YouTubers são atrações de eventos atualmente. Até eu acompanho alguns: Cinemasins, Screen Junkies, Nostalgia Critic. Você provavelmente acompanha alguns também. São populares, atraem público, vendem ingressos.

Os eventos ainda são economicamente interessantes de se fazer. Sabemos que são porque, com exceção do crédulo ingênuo staff voluntário menor de idade que trabalha de graça pelo puro prazer de “vestir a camisa do evento”, ninguém passa pelas dores de cabeça, estresse, rodeios e dificuldades necessárias pra organizar e realizar um evento de anime apenas porque “puxa vida, que legal”. Mesmo quando há pouco retorno, mesmo que seja arriscado, ainda vale a pena ser feito. A paixão pelos temas da cultura pop é o combustível que faz a maioria dos organizadores a enfrentar a tarefa hercúlea de tirar um evento do papel. E pra isso precisa de estrutura, investimento, dinheiro.

CONCLUSÃO

Não ficamos “velhos demais” pra eventos de anime. Ficamos, sim, calejados para eventos que insistem no que pode até ter dado certo 10 anos atrás, ou aborrecidos com eventos que entregam todo o espaço deles para atrações e um público totalmente novo.

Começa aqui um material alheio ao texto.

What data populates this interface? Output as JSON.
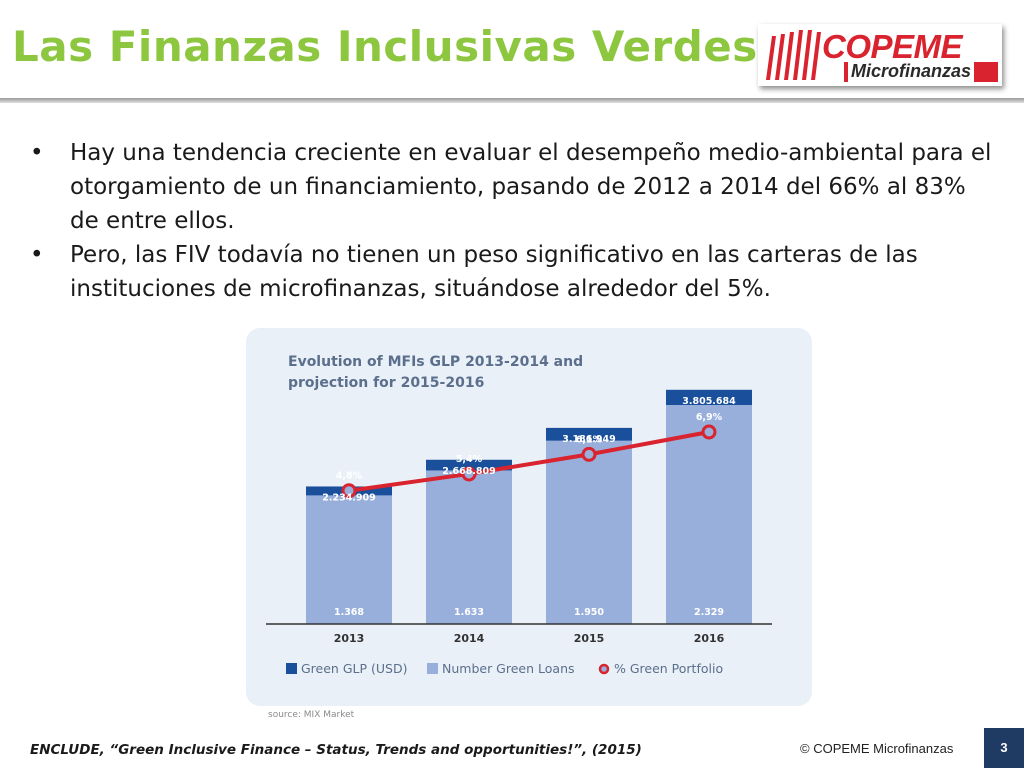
{
  "slide": {
    "title": "Las Finanzas Inclusivas Verdes",
    "logo": {
      "name": "COPEME",
      "sub": "Microfinanzas"
    },
    "bullets": [
      "Hay  una tendencia creciente en evaluar el desempeño medio-ambiental para el otorgamiento de un financiamiento, pasando de 2012 a 2014  del 66% al 83% de entre ellos.",
      "Pero, las FIV todavía no tienen un peso significativo en las carteras de las instituciones de microfinanzas, situándose alrededor del 5%."
    ],
    "bullet_char": "•",
    "source": "source: MIX Market",
    "citation": "ENCLUDE, “Green Inclusive Finance – Status, Trends and opportunities!”, (2015)",
    "copyright": "© COPEME Microfinanzas",
    "page_number": "3"
  },
  "chart_data": {
    "type": "bar",
    "title_lines": [
      "Evolution of MFIs GLP 2013-2014 and",
      "projection for 2015-2016"
    ],
    "categories": [
      "2013",
      "2014",
      "2015",
      "2016"
    ],
    "series": [
      {
        "name": "Green GLP (USD)",
        "values": [
          2234909,
          2668809,
          3186949,
          3805684
        ],
        "labels": [
          "2.234.909",
          "2.668.809",
          "3.186.949",
          "3.805.684"
        ],
        "color": "#1a4f9c"
      },
      {
        "name": "Number Green Loans",
        "values": [
          1368,
          1633,
          1950,
          2329
        ],
        "labels": [
          "1.368",
          "1.633",
          "1.950",
          "2.329"
        ],
        "color": "#98afdc"
      },
      {
        "name": "% Green Portfolio",
        "values": [
          4.8,
          5.4,
          6.1,
          6.9
        ],
        "labels": [
          "4,8%",
          "5,4%",
          "6,1%",
          "6,9%"
        ],
        "color": "#d9232e"
      }
    ],
    "grid": false,
    "legend_position": "bottom",
    "colors": {
      "background": "#e9f0f8",
      "title": "#5b6f8c"
    }
  }
}
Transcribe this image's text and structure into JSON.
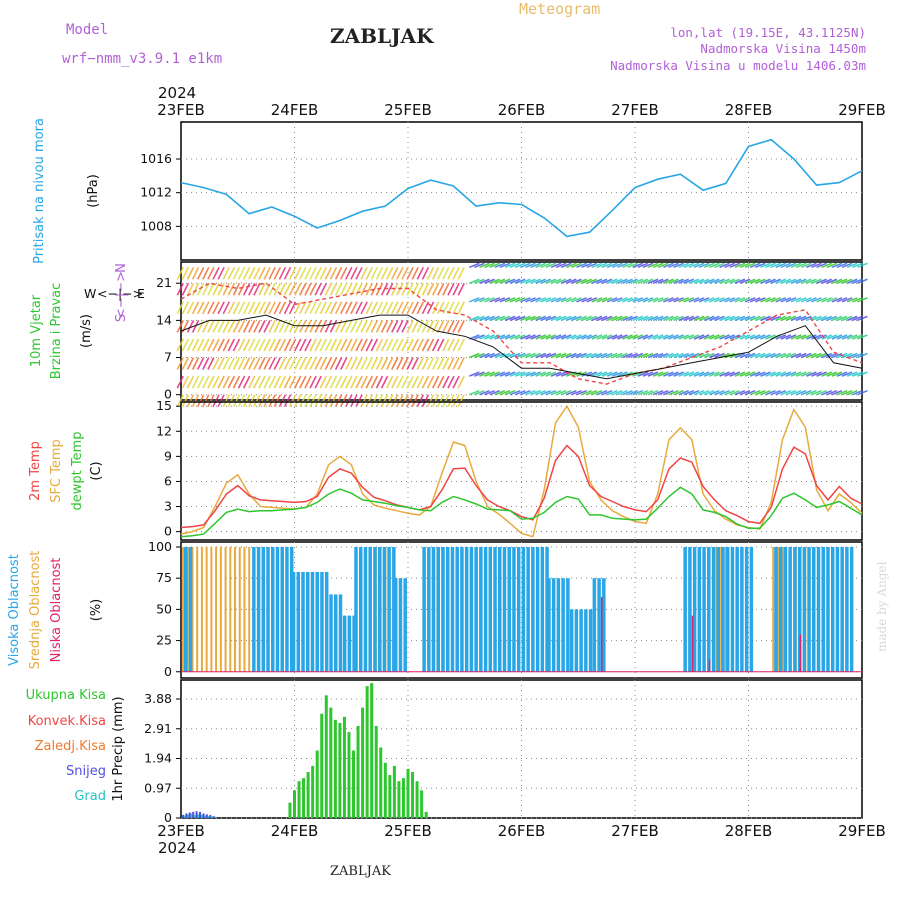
{
  "header": {
    "model_label": "Model",
    "model_value": "wrf−nmm_v3.9.1  e1km",
    "station": "ZABLJAK",
    "meteogram": "Meteogram",
    "lonlat": "lon,lat (19.15E, 43.1125N)",
    "altitude": "Nadmorska Visina 1450m",
    "model_altitude": "Nadmorska Visina u modelu 1406.03m"
  },
  "time_axis": {
    "year": "2024",
    "days": [
      "23FEB",
      "24FEB",
      "25FEB",
      "26FEB",
      "27FEB",
      "28FEB",
      "29FEB"
    ]
  },
  "footer": {
    "station": "ZABLJAK",
    "credit": "made by Angel"
  },
  "colors": {
    "pressure": "#29a6e6",
    "tmp2m": "#f04545",
    "sfc": "#e8aa3e",
    "dew": "#2ec62e",
    "high_cloud": "#29a6e6",
    "mid_cloud": "#e8aa3e",
    "low_cloud": "#e0226a",
    "total_precip": "#2ec62e",
    "conv_precip": "#f04545",
    "frz_precip": "#f07a2a",
    "snow": "#5050e0",
    "grad": "#28c0c0"
  },
  "chart_data": [
    {
      "id": "pressure",
      "type": "line",
      "ylabel": "Pritisak na nivou mora",
      "unit": "(hPa)",
      "yticks": [
        1008,
        1012,
        1016
      ],
      "ylim": [
        1004,
        1020.4
      ],
      "x_day": [
        0,
        0.2,
        0.4,
        0.6,
        0.8,
        1.0,
        1.2,
        1.4,
        1.6,
        1.8,
        2.0,
        2.2,
        2.4,
        2.6,
        2.8,
        3.0,
        3.2,
        3.4,
        3.6,
        3.8,
        4.0,
        4.2,
        4.4,
        4.6,
        4.8,
        5.0,
        5.2,
        5.4,
        5.6,
        5.8,
        6.0
      ],
      "series": [
        {
          "values": [
            1013.2,
            1012.6,
            1011.8,
            1009.5,
            1010.3,
            1009.2,
            1007.8,
            1008.7,
            1009.8,
            1010.4,
            1012.5,
            1013.5,
            1012.8,
            1010.4,
            1010.8,
            1010.6,
            1009.0,
            1006.8,
            1007.3,
            1009.9,
            1012.6,
            1013.6,
            1014.2,
            1012.3,
            1013.1,
            1017.5,
            1018.3,
            1016.0,
            1012.9,
            1013.2,
            1014.6
          ]
        }
      ]
    },
    {
      "id": "wind",
      "type": "line",
      "ylabel": [
        "10m Vjetar",
        "Brzina i Pravac"
      ],
      "unit": "(m/s)",
      "compass_labels": [
        "W",
        "<−|−>",
        "E",
        "N",
        "<−|−>",
        "S"
      ],
      "yticks": [
        0,
        7,
        14,
        21
      ],
      "ylim": [
        -1,
        25
      ],
      "x_day": [
        0,
        0.25,
        0.5,
        0.75,
        1.0,
        1.25,
        1.5,
        1.75,
        2.0,
        2.25,
        2.5,
        2.75,
        3.0,
        3.25,
        3.5,
        3.75,
        4.0,
        4.25,
        4.5,
        4.75,
        5.0,
        5.25,
        5.5,
        5.75,
        6.0
      ],
      "series": [
        {
          "values": [
            12,
            14,
            14,
            15,
            13,
            13,
            14,
            15,
            15,
            12,
            11,
            9,
            5,
            5,
            4,
            3,
            4,
            5,
            6,
            7,
            8,
            11,
            13,
            6,
            5
          ]
        },
        {
          "values": [
            18,
            21,
            20,
            21,
            17,
            18,
            19,
            20,
            20,
            16,
            15,
            12,
            6,
            6,
            3,
            2,
            4,
            5,
            7,
            9,
            12,
            15,
            16,
            8,
            6
          ]
        }
      ]
    },
    {
      "id": "temperature",
      "type": "line",
      "ylabel": [
        "2m Temp",
        "SFC Temp",
        "dewpt Temp"
      ],
      "unit": "(C)",
      "yticks": [
        0,
        3,
        6,
        9,
        12,
        15
      ],
      "ylim": [
        -1,
        15.5
      ],
      "x_day": [
        0,
        0.1,
        0.2,
        0.3,
        0.4,
        0.5,
        0.6,
        0.7,
        0.8,
        0.9,
        1.0,
        1.1,
        1.2,
        1.3,
        1.4,
        1.5,
        1.6,
        1.7,
        1.8,
        1.9,
        2.0,
        2.1,
        2.2,
        2.3,
        2.4,
        2.5,
        2.6,
        2.7,
        2.8,
        2.9,
        3.0,
        3.1,
        3.2,
        3.3,
        3.4,
        3.5,
        3.6,
        3.7,
        3.8,
        3.9,
        4.0,
        4.1,
        4.2,
        4.3,
        4.4,
        4.5,
        4.6,
        4.7,
        4.8,
        4.9,
        5.0,
        5.1,
        5.2,
        5.3,
        5.4,
        5.5,
        5.6,
        5.7,
        5.8,
        5.9,
        6.0
      ],
      "series": [
        {
          "name": "2m Temp",
          "values": [
            0.5,
            0.6,
            0.8,
            2.5,
            4.5,
            5.5,
            4.3,
            3.8,
            3.7,
            3.6,
            3.5,
            3.6,
            4.2,
            6.5,
            7.5,
            7.0,
            5.3,
            4.1,
            3.7,
            3.2,
            2.9,
            2.6,
            3.0,
            5.0,
            7.5,
            7.6,
            5.5,
            3.8,
            3.0,
            2.5,
            1.8,
            1.4,
            4.0,
            8.5,
            10.3,
            9.0,
            5.5,
            4.2,
            3.6,
            3.0,
            2.6,
            2.4,
            3.8,
            7.5,
            8.8,
            8.3,
            5.4,
            3.8,
            2.5,
            1.9,
            1.2,
            1.0,
            2.9,
            7.5,
            10.1,
            9.3,
            5.5,
            3.8,
            5.4,
            4.0,
            3.3
          ]
        },
        {
          "name": "SFC Temp",
          "values": [
            -0.3,
            0.0,
            0.5,
            3.0,
            5.8,
            6.8,
            4.5,
            3.0,
            2.9,
            2.8,
            2.7,
            2.9,
            4.5,
            8.0,
            9.0,
            8.0,
            4.5,
            3.2,
            2.8,
            2.5,
            2.2,
            2.0,
            3.0,
            7.0,
            10.7,
            10.3,
            6.0,
            3.0,
            2.1,
            1.0,
            -0.2,
            -0.6,
            5.0,
            13.0,
            15.0,
            12.5,
            6.0,
            3.8,
            2.5,
            1.8,
            1.2,
            1.0,
            4.5,
            11.0,
            12.4,
            11.0,
            4.5,
            2.5,
            1.5,
            0.8,
            0.5,
            0.3,
            3.5,
            11.0,
            14.6,
            12.5,
            5.0,
            2.5,
            4.5,
            3.5,
            2.2
          ]
        },
        {
          "name": "dewpt Temp",
          "values": [
            -0.6,
            -0.5,
            -0.3,
            1.0,
            2.3,
            2.7,
            2.4,
            2.5,
            2.5,
            2.6,
            2.7,
            2.9,
            3.5,
            4.5,
            5.1,
            4.6,
            3.8,
            3.6,
            3.4,
            3.1,
            2.9,
            2.6,
            2.5,
            3.5,
            4.2,
            3.8,
            3.3,
            2.7,
            2.6,
            2.5,
            1.5,
            1.6,
            2.3,
            3.5,
            4.2,
            3.9,
            2.0,
            2.0,
            1.6,
            1.5,
            1.4,
            1.5,
            2.8,
            4.2,
            5.3,
            4.5,
            2.6,
            2.3,
            1.8,
            0.9,
            0.4,
            0.4,
            1.9,
            4.0,
            4.6,
            3.8,
            2.9,
            3.2,
            3.6,
            2.8,
            2.0
          ]
        }
      ]
    },
    {
      "id": "clouds",
      "type": "bar",
      "ylabel": [
        "Visoka Oblacnost",
        "Srednja Oblacnost",
        "Niska Oblacnost"
      ],
      "unit": "(%)",
      "yticks": [
        0,
        25,
        50,
        75,
        100
      ],
      "ylim": [
        -5,
        104
      ],
      "high_segments": [
        {
          "from": 0.0,
          "to": 0.08,
          "value": 100
        },
        {
          "from": 0.6,
          "to": 0.95,
          "value": 100
        },
        {
          "from": 0.95,
          "to": 1.28,
          "value": 80
        },
        {
          "from": 1.28,
          "to": 1.4,
          "value": 62
        },
        {
          "from": 1.4,
          "to": 1.5,
          "value": 45
        },
        {
          "from": 1.5,
          "to": 1.85,
          "value": 100
        },
        {
          "from": 1.85,
          "to": 1.95,
          "value": 75
        },
        {
          "from": 2.1,
          "to": 2.6,
          "value": 100
        },
        {
          "from": 2.6,
          "to": 3.2,
          "value": 100
        },
        {
          "from": 3.2,
          "to": 3.4,
          "value": 75
        },
        {
          "from": 3.4,
          "to": 3.6,
          "value": 50
        },
        {
          "from": 3.6,
          "to": 3.7,
          "value": 75
        },
        {
          "from": 4.4,
          "to": 5.0,
          "value": 100
        },
        {
          "from": 5.2,
          "to": 5.9,
          "value": 100
        }
      ],
      "mid_segments": [
        {
          "from": 0.0,
          "to": 0.85,
          "value": 100
        },
        {
          "from": 1.7,
          "to": 1.8,
          "value": 100
        },
        {
          "from": 2.2,
          "to": 2.3,
          "value": 100
        },
        {
          "from": 4.7,
          "to": 4.8,
          "value": 100
        },
        {
          "from": 5.2,
          "to": 5.3,
          "value": 100
        },
        {
          "from": 5.4,
          "to": 5.5,
          "value": 100
        }
      ],
      "low_bars": [
        {
          "x": 3.7,
          "value": 60
        },
        {
          "x": 4.5,
          "value": 45
        },
        {
          "x": 4.65,
          "value": 10
        },
        {
          "x": 5.45,
          "value": 30
        }
      ]
    },
    {
      "id": "precip",
      "type": "bar",
      "ylabel": [
        "Ukupna Kisa",
        "Konvek.Kisa",
        "Zaledj.Kisa",
        "Snijeg",
        "Grad"
      ],
      "axis_label": "1hr Precip (mm)",
      "yticks": [
        0,
        0.97,
        1.94,
        2.91,
        3.88
      ],
      "ylim": [
        0,
        4.5
      ],
      "total_hour_offset_days": [
        0.96,
        1.0,
        1.04,
        1.08,
        1.12,
        1.16,
        1.2,
        1.24,
        1.28,
        1.32,
        1.36,
        1.4,
        1.44,
        1.48,
        1.52,
        1.56,
        1.6,
        1.64,
        1.68,
        1.72,
        1.76,
        1.8,
        1.84,
        1.88,
        1.92,
        1.96,
        2.0,
        2.04,
        2.08,
        2.12,
        2.16
      ],
      "total_values": [
        0.5,
        0.9,
        1.2,
        1.3,
        1.5,
        1.7,
        2.2,
        3.4,
        4.0,
        3.6,
        3.2,
        3.1,
        3.3,
        2.8,
        2.2,
        3.0,
        3.6,
        4.3,
        4.4,
        3.0,
        2.3,
        1.8,
        1.4,
        1.7,
        1.2,
        1.3,
        1.6,
        1.5,
        1.2,
        0.9,
        0.2
      ],
      "snow_grad_hour_offset_days": [
        0.0,
        0.03,
        0.06,
        0.09,
        0.12,
        0.15,
        0.18,
        0.21,
        0.24,
        0.27
      ],
      "snow_values": [
        0.1,
        0.15,
        0.18,
        0.2,
        0.22,
        0.2,
        0.15,
        0.12,
        0.1,
        0.06
      ],
      "grad_values": [
        0.08,
        0.12,
        0.14,
        0.1,
        0.12,
        0.1,
        0.08,
        0.06,
        0.05,
        0.04
      ]
    }
  ]
}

Mas ainda queremos novidades. Maravilhas. Queremos RPG. Queremos ver cosplays desfilando e se apresentando. Queremos K-pop. Queremos ver atrações empolgantes em igual medida pra todos os fandoms. Queremos comprar quadrinhos e produtos dos nossos personagens e histórias favoritas. Queremos encher a estante com a cultura pop que adoramos, seja do hemisfério que for. Queremos celebrar o que gostamos, compartilhar criações.

Queremos diversão, novidade, entretenimento.

PS: Ainda não assisti Capitão América: Guerra Civil, mas quando assistir, faço uma comparação com Batman v Superman.